China Dreams

Does putting money on the Middle Kingdom still make sense?

  • Da Shi/Color China Photo/AP

    Chongqing skyline

    Roughly three decades ago, rising Japan was a national obsession in the U.S. Business gurus like Peter Drucker were declaring Japan "the most extraordinary success story in all economic history," and the U.S. was awash in fancy Japanese cars and newfangled electronics. Americans were at once frightened and wowed by the new global power (remember the movie Gung Ho ?) and began flooding Japan with hotheaded investments, only to kiss their money goodbye when the country's speculative bubble burst. Today's obsession with China is eerily similar. And the parallels to Japanomania (a Far Eastern export economy, a cheap currency and a boom in stocks and real estate) raise questions about whether it all might end in tears.

    The answer for investors depends on their time horizon. China is different from Japan. For one thing, its population is 10 times Japan's. Its demographics are better.

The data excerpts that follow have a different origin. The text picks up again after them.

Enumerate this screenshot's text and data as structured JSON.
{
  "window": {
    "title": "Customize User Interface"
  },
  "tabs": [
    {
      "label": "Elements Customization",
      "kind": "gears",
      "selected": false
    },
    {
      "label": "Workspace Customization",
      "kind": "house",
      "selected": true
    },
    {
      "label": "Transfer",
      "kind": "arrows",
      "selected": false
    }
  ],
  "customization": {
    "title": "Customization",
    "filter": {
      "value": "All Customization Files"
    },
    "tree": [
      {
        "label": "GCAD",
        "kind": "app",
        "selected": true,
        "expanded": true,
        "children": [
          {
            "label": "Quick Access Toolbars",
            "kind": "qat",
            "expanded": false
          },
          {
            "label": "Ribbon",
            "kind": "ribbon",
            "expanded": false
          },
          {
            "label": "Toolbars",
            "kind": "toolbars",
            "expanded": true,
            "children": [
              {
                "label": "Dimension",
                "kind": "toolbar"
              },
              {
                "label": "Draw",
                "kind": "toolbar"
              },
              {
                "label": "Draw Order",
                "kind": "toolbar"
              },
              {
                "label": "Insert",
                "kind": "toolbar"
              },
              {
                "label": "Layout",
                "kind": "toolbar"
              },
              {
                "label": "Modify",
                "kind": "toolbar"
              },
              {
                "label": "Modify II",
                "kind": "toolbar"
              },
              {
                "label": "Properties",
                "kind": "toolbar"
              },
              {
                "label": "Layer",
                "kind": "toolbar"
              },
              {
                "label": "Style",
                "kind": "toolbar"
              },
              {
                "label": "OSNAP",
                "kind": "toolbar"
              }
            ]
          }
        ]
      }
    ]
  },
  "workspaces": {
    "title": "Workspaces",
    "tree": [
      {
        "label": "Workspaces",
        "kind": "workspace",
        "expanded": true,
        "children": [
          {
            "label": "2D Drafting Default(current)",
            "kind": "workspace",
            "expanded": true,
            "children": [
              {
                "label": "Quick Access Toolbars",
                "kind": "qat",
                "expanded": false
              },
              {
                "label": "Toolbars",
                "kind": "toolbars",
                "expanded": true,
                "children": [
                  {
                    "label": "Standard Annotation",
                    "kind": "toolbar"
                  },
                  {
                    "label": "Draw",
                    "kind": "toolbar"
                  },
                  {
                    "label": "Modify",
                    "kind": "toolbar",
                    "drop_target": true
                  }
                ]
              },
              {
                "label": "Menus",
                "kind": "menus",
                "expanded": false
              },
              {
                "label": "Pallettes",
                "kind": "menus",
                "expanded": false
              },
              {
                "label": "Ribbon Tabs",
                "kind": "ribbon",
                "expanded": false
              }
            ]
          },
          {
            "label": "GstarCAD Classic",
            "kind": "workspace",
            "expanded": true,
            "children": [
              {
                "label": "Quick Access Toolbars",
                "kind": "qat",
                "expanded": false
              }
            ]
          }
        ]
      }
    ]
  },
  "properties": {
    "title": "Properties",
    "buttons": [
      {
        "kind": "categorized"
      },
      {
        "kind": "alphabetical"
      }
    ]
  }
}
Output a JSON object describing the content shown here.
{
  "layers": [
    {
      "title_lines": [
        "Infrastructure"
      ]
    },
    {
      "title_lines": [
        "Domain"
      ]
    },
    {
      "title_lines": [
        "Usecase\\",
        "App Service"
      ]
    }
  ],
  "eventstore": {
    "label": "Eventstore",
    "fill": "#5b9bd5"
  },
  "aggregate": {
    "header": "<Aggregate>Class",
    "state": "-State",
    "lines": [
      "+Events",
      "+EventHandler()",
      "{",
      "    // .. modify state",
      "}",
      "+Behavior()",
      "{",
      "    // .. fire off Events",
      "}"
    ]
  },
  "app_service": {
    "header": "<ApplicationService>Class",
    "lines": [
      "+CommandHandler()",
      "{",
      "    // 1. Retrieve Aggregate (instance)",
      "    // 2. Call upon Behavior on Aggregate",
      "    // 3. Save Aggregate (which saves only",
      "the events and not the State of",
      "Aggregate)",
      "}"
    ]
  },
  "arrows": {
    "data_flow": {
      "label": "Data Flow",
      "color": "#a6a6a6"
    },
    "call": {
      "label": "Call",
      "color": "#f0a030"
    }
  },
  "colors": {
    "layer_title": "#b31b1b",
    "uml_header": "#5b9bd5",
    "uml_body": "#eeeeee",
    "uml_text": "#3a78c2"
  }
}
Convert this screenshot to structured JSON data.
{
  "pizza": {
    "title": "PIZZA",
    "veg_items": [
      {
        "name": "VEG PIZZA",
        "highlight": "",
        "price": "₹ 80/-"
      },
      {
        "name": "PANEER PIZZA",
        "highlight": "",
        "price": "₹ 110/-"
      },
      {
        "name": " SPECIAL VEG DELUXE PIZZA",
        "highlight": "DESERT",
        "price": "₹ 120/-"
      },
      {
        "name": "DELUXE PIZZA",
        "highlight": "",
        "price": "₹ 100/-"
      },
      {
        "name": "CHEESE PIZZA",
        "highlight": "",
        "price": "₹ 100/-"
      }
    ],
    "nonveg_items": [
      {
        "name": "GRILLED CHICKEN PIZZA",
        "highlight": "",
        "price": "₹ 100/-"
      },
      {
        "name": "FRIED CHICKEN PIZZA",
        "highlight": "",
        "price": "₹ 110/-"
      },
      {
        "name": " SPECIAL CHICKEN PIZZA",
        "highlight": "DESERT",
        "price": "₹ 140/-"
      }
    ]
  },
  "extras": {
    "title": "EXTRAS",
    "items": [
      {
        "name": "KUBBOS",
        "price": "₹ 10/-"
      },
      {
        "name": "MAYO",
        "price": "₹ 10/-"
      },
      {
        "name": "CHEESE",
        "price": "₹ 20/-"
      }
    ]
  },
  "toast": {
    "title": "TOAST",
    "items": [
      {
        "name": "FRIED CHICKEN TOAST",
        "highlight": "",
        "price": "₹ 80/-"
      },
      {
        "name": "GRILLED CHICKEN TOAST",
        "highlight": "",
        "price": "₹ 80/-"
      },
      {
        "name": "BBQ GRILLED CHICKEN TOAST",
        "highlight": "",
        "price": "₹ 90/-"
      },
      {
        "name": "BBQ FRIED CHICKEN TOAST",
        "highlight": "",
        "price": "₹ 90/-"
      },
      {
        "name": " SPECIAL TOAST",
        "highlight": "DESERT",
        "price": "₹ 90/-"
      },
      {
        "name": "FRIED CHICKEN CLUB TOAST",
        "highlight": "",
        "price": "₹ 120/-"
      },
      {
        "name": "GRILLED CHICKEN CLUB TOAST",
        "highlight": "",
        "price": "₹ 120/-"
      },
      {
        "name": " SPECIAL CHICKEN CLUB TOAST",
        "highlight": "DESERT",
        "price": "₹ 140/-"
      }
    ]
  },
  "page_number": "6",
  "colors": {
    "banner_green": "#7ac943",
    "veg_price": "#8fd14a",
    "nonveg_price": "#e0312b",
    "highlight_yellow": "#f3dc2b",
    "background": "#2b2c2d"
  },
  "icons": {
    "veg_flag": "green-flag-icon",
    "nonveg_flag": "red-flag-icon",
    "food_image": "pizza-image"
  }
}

And whereas Japan's growth tumbled after less than a decade of hype, China (whose GDP of $5.9 trillion last year overtook Japan as the world's second largest economy) has spent the past 30 years growing at nearly double-digit speed and is the world's biggest exporter. It is also the world's second largest oil importer and the biggest buyer of iron and copper, luring more resources into its economic engine than any other country in the industrialized world. Indeed, many analysts expect China to overtake the $14.7 trillion U.S. economy in under a decade and to double its size in the next 30 years. Whereas Japan's middle class was reaching its peak when its economy rivaled the U.S.'s, China's rising middle class, with its anticipated economic might, has only begun to emerge. For all these reasons, famed investor Anthony Bolton, one of Britain's most successful fund managers, ditched retirement last year to move to Hong Kong and run a China fund.

    Of course, for every China bull, there is a bear. Hedge-fund heavyweight Jim Chanos, who predicted the troubles that brought down companies like Enron and Tyco, thinks China is on the verge of collapse. A boom in Chinese bank lending over the past several years has driven up real estate prices and saddled Chinese lenders with a flurry of faulty loans, which, by Chanos' estimation, could lead to "Dubai times 1,000 — or worse." China's undeveloped financial sector has prevented its citizens from growing their savings, and its laborers are becoming weary of paltry wages. That has put upward pressure on the prices of China's ultra-cheap factory-churned goods and turned up the heat on the country's authoritarian leaders.

    This litany of troubles, combined with rising inflation, oil-price spikes and a sputtering global recovery, have already taken a toll on the market. U.S. stocks, far more diversified and sophisticated, outperformed Chinese stocks by 3 to 1 last year, even though China far outpaced the U.S. in economic growth.

    So why would Americans want to invest in China? First off, it all depends on how long you're willing to stay in the game. Short-term investing in China is risky. But few economists would dispute that in the long term, China's overall trajectory is up. The regime is savvy enough to realize that to keep up its growth, it has to move away from cranking out cheap stuff sold in Walmart and improve the lot of its consumers. The Communist Party's latest five-year plan pledges to increase social services and workers' pay. And this is an autocracy that won't likely meet the same fate as those in the Middle East; Chinese youth are more intent on improving their lives through economic growth than abrupt political change, which mitigates political risk, says Edmund Harriss, manager of Guinness Atkinson's China & Hong Kong fund, based in London. Inflation is a problem, but the government is already tightening the spigot and has tackled far worse before. And China — unlike Japan, whose economic collapse came on the heels of a sharp rise in the value of its currency — is letting the yuan appreciate slowly, which keeps its cheap exports chugging while it works to rebalance its economy and put more spending money in the pockets of its people.